Squid colonization assays.Colonization assays were performed as described previously (12). Briefly, newly hatched, uncolonized squid were placed into separate bowls of symbiont-free seawater (SFS) or seawater containing roughly equal concentrations (between 1,000 and 4,800 cells/ml) of either wild-type V. fischeri (strain ES114), the pepN mutant, or the complemented pepN mutant grown in SWT (12). After 3 h of exposure to the bacteria, squid were rinsed in SFS and then placed into separate vials of SFS. Luminescence emission, which is an indicator of successful colonization, was measured for each squid at 12 and 24 h postexposure to the V. fischeri strains. At 12 and 24 h postexposure, squid light organs were homogenized and then homogenates were serially diluted and plated on SWT to determine symbiont concentration per squid. For these single-strain experiments, 200 isolated colonies from squid colonized with the pepN mutant were patched onto SWT and SWT supplemented with 5 μg/ml erythromycin (SWT erm5) to verify that the Campbell mutation did not resolve. To determine a mutant's competitiveness with the wild type, juvenile squid were added to seawater containing approximately a 1:1 mix (determined by spectroscopy) of the strains for 3 h and then moved to fresh SFS. The true ratio of the inoculum was determined by spreading dilutions of the inoculated seawater onto SWT and SWT erm5. After 12 and 24 h, the colonized squid were homogenized and dilution plated onto SWT. Two hundred colonies isolated from each squid were then patched onto SWT and SWT erm5 to determine the ratio of mutant to wild type. The relative competitive index was determined by dividing the mutant-to-wild-type ratio in each individual squid by the ratio in the inoculum. Experiments were replicated three times, and the data from one representative experiment are presented.

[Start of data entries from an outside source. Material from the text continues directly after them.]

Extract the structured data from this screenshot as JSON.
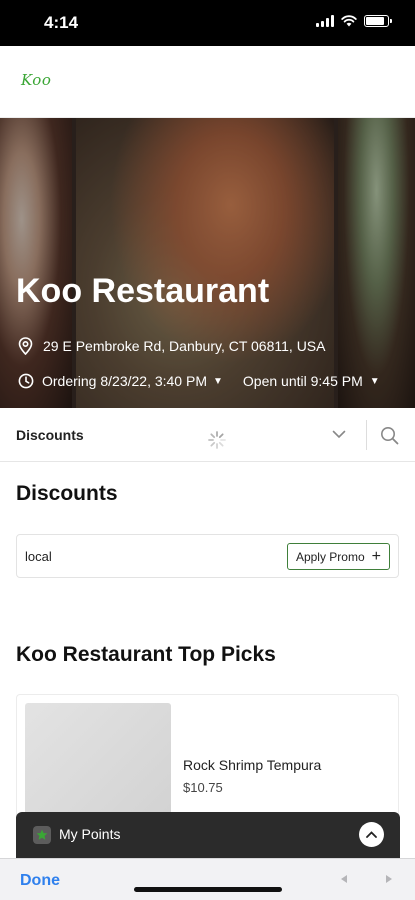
{
  "status_bar": {
    "time": "4:14",
    "battery_level": 0.85
  },
  "header": {
    "logo_text": "Koo",
    "accent_color": "#3aa635"
  },
  "hero": {
    "title": "Koo Restaurant",
    "address": "29 E Pembroke Rd, Danbury, CT 06811, USA",
    "ordering": "Ordering 8/23/22, 3:40 PM",
    "hours": "Open until 9:45 PM",
    "icons": [
      "location-pin-icon",
      "clock-icon",
      "chevron-down-icon"
    ]
  },
  "category_bar": {
    "current": "Discounts",
    "icons": [
      "loading-spinner-icon",
      "chevron-down-icon",
      "search-icon"
    ]
  },
  "discounts": {
    "title": "Discounts",
    "promo_code": "local",
    "apply_label": "Apply Promo",
    "apply_icon": "plus-icon",
    "button_border_color": "#3f7f3a"
  },
  "top_picks": {
    "title": "Koo Restaurant Top Picks",
    "items": [
      {
        "name": "Rock Shrimp Tempura",
        "price": "$10.75"
      }
    ]
  },
  "points_bar": {
    "label": "My Points",
    "icons": [
      "star-icon",
      "chevron-up-icon"
    ],
    "star_color": "#3aa635"
  },
  "toolbar": {
    "done_label": "Done",
    "link_color": "#2f80ed",
    "icons": [
      "back-arrow-icon",
      "forward-arrow-icon"
    ]
  }
}
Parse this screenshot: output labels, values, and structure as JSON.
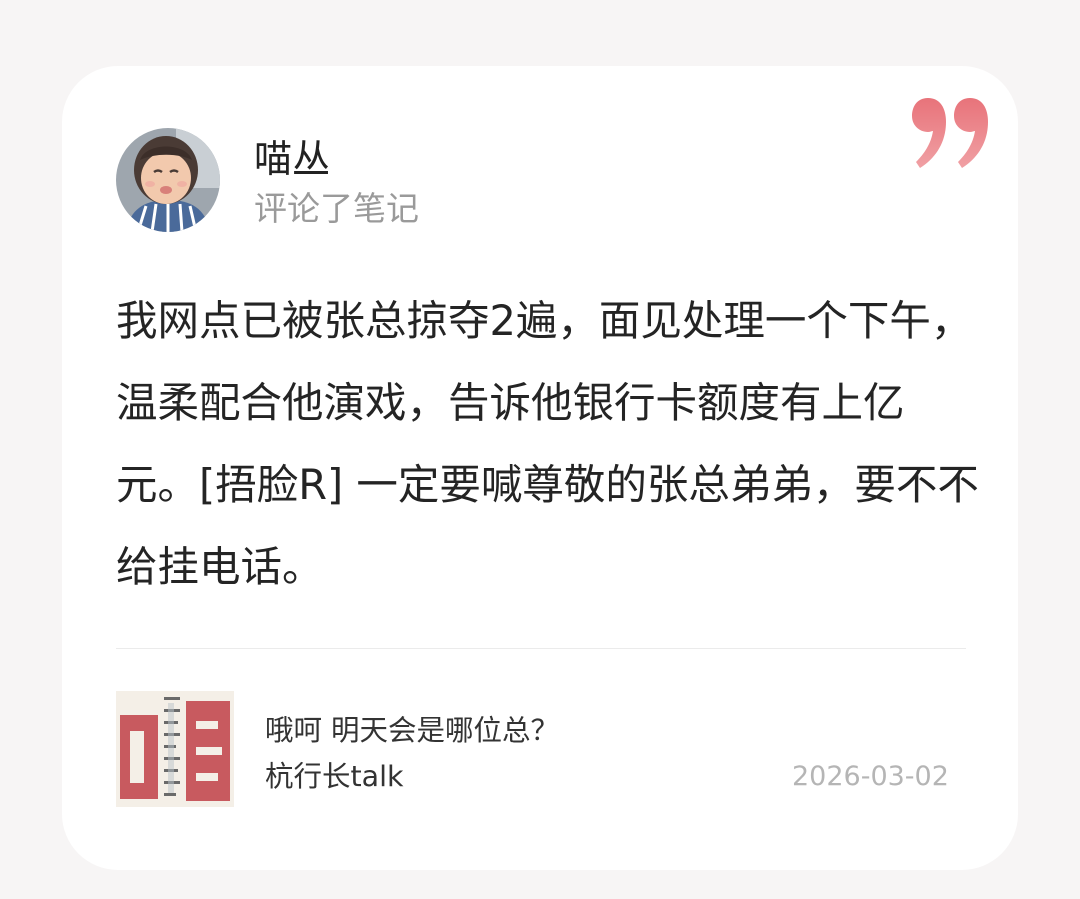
{
  "header": {
    "username": "喵丛",
    "action": "评论了笔记"
  },
  "comment": {
    "text": "我网点已被张总掠夺2遍，面见处理一个下午，温柔配合他演戏，告诉他银行卡额度有上亿元。[捂脸R] 一定要喊尊敬的张总弟弟，要不不给挂电话。"
  },
  "note": {
    "title": "哦呵 明天会是哪位总？",
    "author": "杭行长talk",
    "date": "2026-03-02",
    "cover_icon": "collage-thumbnail"
  },
  "icons": {
    "quote": "quote-icon",
    "avatar": "avatar"
  },
  "colors": {
    "quote_accent": "#e8737a",
    "cover_red": "#c85a5f",
    "background": "#f7f5f5",
    "card": "#ffffff"
  }
}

Aggregation studies.Newly hatched squid were placed in scintillation vials containing 3 ml of filter-sterilized instant ocean (FSIO) and exposed to 10⁶ cells per ml WT V. fischeri GFP⁺ or the pepN GFP⁺ mutant in FSIO with 20 μg/ml chloramphenicol for 3 h, at which time they were removed from the inoculum and placed in 3 ml of FSIO containing 0.25 μM Cell Tracker Orange (Invitrogen Corp., Carlsbad, CA) and incubated for 30 min. Squid were then anesthetized in 2% ethanol in FSIO, the mantles and funnels were removed, and the number of bacteria in the aggregates associated within one anterior appendage per animal was quantified. Fluorescently labeled light organs (red) and GFP-producing bacteria (green) were visualized using a Nikon A1R laser-scanning confocal microscope (Nikon Corp., Tokyo, Japan) at the Flow Cytometry and Confocal Microscopy Facility at the University of Connecticut. Images were analyzed using Nikon Elements software (Nikon Corp., Tokyo, Japan).